How to clean a shotgun.

At the start or end of the shooting season, a well-used shotgun will often need a good clean and whilst it’s important to maintain a clean gun after every shoot, a thorough clean every now and then is paramount to a shotgun operating efficiently and accurately.

You can get your gun professionally cleaned by a gunsmith for around £25, however you should have a go yourself (especially as ideally your gun should be cleaned every time you use it!) Get yourself a cleaning kit, and follow the tips below to help you achieve a good-as-new clean.

What You Need to Clean a Shotgun

You will need a few tools and pieces of equipment in order to properly and effectively clean a shotgun. It is really important that you are able to clean away any dirt, debris, dust and anything else that may otherwise hinder the performance of your shooting and the functioning of your gun. You will need the following:

  • Bronze wire brush
  • Cleaning rod
  • Cleaning patches, cloths or paper towel
  • Toothbrush
  • Gun oil

Always ensure you shotgun is unloaded before cleaning, and that you have a clear safe space to work in. You also want to make sure your gun is dry and free from any condensation on the inside of the barrels. Keep the choke inserts in place so that dirt and dust can’t get into the barrel threads. The cleaning process for shotguns is as follows:

First, always ensure that the action is open and empty and the gun safety is on, particularly if you are cleaning an autoloader or a slide-action gun.

Take the gun down into its component parts, which in the case of the break-action gun are the barrels, the forend, and the butt-stock/action.

Wipe all pieces thoroughly with a clean, dry rag. In the event that the gun got wet while in use, allow it to dry in pieces in a warm, well-ventilated space. Bear in mind that the gun should not be exposed to direct heat from a wood stove, hair dryer, etc. The gun should warm and dry slowly to ensure that finishes and wood components not be damaged.

Use a toothbrush, cotton swab or toothpick to clean debris from hard-to-reach places. Pay particular attention to the recesses of the action, the areas alongside the rib, inside the trigger guard, and moving parts around the ejectors. Concentrate on removing larger bits of debris such as pine needles, dirt, and clotted grease.

Once the outer surfaces are largely clean, use a cleaning rod to push a patch or a scrap of paper towel/cloth through the bores. The cloth/patch should be soaked in a high-quality bore solvent such as Hoppes #9. Alternatively, I often use the appropriate-sized bronze bore brush wrapped in a soaked patch to scrub the barrel. The bristles of the brush hold the patch securely, and I find I can get optimal bore contact with this scrubbing surface.

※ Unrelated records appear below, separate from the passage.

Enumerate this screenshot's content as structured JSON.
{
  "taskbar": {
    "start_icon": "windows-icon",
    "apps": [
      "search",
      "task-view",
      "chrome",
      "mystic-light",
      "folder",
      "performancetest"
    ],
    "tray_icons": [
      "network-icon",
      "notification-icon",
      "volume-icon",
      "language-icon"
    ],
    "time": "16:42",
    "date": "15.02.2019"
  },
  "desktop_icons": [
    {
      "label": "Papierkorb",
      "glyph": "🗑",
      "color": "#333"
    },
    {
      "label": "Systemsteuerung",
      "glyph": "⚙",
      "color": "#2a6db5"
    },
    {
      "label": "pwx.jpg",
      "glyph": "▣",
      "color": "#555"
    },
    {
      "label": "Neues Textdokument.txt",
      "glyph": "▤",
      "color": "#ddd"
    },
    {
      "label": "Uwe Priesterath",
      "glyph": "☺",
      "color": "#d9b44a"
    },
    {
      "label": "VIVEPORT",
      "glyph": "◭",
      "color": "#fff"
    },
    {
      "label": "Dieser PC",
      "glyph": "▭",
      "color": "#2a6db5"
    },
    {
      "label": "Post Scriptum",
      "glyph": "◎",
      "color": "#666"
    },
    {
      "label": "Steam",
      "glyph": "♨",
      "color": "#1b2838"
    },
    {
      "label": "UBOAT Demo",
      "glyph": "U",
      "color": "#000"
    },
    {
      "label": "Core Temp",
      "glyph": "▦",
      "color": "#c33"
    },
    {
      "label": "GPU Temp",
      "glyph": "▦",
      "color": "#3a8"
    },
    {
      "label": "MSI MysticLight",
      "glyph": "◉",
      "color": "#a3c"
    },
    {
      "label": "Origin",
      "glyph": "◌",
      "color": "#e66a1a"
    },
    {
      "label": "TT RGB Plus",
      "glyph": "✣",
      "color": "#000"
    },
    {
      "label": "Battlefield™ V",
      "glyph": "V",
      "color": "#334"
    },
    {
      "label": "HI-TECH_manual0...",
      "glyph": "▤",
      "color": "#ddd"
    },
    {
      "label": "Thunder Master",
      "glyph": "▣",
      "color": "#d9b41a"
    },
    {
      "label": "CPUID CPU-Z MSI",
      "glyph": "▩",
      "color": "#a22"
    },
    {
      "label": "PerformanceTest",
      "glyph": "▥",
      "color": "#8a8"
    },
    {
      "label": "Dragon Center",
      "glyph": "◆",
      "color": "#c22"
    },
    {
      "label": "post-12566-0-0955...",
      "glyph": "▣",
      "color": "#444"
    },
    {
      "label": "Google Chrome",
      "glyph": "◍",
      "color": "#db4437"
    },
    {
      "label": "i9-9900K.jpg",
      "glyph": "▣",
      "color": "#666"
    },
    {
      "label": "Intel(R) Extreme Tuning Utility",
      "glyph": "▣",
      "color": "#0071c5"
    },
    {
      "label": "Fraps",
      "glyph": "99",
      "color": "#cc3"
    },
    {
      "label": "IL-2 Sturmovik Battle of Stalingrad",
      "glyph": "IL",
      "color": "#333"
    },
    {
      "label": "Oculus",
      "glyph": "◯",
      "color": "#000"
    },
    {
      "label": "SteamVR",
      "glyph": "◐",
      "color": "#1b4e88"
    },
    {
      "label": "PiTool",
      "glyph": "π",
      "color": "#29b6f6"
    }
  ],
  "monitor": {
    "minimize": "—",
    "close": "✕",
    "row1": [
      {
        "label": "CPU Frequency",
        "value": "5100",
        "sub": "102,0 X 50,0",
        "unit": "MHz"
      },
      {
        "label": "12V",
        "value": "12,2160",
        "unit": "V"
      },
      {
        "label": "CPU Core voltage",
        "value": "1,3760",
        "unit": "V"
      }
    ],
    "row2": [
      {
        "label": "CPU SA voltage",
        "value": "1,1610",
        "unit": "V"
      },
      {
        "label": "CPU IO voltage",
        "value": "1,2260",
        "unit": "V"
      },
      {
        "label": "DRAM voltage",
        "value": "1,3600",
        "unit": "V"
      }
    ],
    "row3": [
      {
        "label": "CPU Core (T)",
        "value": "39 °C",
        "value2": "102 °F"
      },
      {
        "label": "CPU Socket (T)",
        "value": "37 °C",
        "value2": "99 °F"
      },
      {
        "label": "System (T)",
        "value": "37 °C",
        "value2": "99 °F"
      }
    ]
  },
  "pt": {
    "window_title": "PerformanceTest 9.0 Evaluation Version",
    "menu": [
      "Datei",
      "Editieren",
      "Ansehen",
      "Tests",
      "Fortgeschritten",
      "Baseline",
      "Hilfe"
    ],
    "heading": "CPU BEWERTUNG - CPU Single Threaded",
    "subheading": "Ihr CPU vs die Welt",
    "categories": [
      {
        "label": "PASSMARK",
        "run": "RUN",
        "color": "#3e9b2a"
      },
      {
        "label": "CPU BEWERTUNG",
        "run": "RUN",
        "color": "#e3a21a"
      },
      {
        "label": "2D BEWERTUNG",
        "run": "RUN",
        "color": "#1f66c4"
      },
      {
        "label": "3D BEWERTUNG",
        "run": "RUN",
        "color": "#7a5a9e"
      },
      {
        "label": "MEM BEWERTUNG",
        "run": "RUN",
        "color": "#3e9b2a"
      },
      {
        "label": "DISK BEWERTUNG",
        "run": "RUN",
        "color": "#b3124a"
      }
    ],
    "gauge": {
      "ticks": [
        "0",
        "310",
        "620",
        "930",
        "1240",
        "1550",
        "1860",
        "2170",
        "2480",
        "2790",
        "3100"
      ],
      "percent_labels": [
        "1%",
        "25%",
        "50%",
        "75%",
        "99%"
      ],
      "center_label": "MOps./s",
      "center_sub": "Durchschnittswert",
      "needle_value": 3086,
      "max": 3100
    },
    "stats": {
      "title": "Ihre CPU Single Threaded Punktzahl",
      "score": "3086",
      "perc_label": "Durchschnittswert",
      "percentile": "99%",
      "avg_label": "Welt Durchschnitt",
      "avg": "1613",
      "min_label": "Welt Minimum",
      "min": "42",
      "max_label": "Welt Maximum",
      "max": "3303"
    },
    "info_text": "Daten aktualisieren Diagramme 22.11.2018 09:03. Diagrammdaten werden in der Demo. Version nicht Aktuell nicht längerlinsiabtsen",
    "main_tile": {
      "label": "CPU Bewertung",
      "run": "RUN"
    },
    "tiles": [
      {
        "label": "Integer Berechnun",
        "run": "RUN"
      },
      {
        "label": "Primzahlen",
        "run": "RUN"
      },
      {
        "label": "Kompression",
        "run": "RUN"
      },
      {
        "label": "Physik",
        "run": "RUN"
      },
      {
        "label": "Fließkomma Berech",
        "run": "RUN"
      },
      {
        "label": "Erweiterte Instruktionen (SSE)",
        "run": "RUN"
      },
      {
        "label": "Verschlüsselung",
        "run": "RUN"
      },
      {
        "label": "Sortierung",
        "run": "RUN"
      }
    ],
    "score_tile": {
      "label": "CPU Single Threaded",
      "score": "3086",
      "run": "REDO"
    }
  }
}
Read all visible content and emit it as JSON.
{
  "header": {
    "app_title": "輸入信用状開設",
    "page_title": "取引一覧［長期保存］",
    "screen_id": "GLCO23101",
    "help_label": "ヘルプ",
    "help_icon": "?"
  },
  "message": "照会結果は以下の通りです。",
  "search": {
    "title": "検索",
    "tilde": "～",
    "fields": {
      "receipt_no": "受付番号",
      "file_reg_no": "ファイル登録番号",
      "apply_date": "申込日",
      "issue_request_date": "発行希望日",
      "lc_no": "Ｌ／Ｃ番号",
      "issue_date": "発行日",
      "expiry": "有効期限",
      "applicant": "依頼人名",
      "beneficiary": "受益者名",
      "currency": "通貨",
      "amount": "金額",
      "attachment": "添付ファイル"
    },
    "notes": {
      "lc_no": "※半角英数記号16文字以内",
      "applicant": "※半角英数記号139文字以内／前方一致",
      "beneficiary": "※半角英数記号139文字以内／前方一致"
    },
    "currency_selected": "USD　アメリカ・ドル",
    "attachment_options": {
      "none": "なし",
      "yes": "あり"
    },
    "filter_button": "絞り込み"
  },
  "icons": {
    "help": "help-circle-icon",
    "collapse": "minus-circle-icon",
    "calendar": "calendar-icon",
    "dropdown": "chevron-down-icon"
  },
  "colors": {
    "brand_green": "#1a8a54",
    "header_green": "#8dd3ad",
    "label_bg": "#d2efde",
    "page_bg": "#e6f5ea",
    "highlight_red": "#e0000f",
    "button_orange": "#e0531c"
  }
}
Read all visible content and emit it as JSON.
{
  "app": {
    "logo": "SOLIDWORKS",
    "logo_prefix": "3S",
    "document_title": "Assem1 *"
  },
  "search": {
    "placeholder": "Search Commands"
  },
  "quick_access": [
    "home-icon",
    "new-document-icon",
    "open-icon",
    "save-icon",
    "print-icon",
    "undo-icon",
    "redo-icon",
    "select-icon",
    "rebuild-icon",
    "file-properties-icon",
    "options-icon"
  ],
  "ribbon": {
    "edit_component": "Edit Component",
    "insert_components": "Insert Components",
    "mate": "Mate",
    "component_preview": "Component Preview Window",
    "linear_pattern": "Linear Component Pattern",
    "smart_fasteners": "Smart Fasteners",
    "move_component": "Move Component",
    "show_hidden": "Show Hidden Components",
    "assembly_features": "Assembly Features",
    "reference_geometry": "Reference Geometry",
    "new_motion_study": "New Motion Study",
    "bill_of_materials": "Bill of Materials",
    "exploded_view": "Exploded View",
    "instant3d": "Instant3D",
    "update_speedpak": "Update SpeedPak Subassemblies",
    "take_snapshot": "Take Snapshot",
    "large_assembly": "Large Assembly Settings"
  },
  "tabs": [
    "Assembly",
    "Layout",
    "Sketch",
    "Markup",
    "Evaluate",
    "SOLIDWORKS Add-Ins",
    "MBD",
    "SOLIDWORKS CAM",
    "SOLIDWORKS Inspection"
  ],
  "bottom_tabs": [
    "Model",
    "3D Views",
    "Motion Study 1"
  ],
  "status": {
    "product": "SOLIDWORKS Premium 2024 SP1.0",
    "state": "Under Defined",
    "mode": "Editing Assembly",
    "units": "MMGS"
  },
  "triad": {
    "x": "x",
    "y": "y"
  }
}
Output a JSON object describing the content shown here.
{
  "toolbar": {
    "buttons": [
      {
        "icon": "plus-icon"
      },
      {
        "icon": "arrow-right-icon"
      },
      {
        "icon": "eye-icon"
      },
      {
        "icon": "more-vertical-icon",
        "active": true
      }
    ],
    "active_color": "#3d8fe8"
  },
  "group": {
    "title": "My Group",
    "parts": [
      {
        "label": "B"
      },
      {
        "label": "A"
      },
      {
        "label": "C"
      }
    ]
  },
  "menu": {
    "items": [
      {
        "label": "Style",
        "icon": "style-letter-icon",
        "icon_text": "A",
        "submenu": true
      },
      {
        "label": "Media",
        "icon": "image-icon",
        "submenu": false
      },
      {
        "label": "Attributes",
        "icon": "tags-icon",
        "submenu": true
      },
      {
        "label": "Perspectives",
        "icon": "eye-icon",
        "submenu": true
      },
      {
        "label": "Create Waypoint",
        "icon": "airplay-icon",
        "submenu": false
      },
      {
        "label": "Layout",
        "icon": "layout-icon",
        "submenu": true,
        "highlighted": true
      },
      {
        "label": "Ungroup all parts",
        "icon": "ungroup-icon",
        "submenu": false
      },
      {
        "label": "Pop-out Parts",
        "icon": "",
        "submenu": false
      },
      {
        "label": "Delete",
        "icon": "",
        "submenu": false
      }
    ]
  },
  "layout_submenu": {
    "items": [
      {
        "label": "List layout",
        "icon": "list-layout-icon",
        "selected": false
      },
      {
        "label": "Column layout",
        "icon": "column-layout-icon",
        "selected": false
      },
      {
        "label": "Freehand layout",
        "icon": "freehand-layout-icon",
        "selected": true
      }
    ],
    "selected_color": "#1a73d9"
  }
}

Once sufficiently scrubbed, I swab with dry patches until largely clean, then I pass an oil-soaked patch through each bore.

Wipe the barrels and action with an oily rag to protect surface metal.

Never spray oil, solvent, or any other cleaning product/lubricant into the stock checkering.

In the event that the stock wood loses its lustre, it can be rejuvenated by rubbing a SMALL drop of boiled linseed oil, or, even better, a bit of high-quality paste shoe polish (cordovan color) into non-checkered areas. Be careful to not exaggerate with the quantities.

Make special note of steps 2 and 3 as they will give you a chance to inspect your shotgun to make sure all is in working order.

If you continue to clean a shotgun in the correct way, it should last years and remain in good working order.

How To Clean A Shotgun
Cleaning your shotgun before the start of the season is a good habit.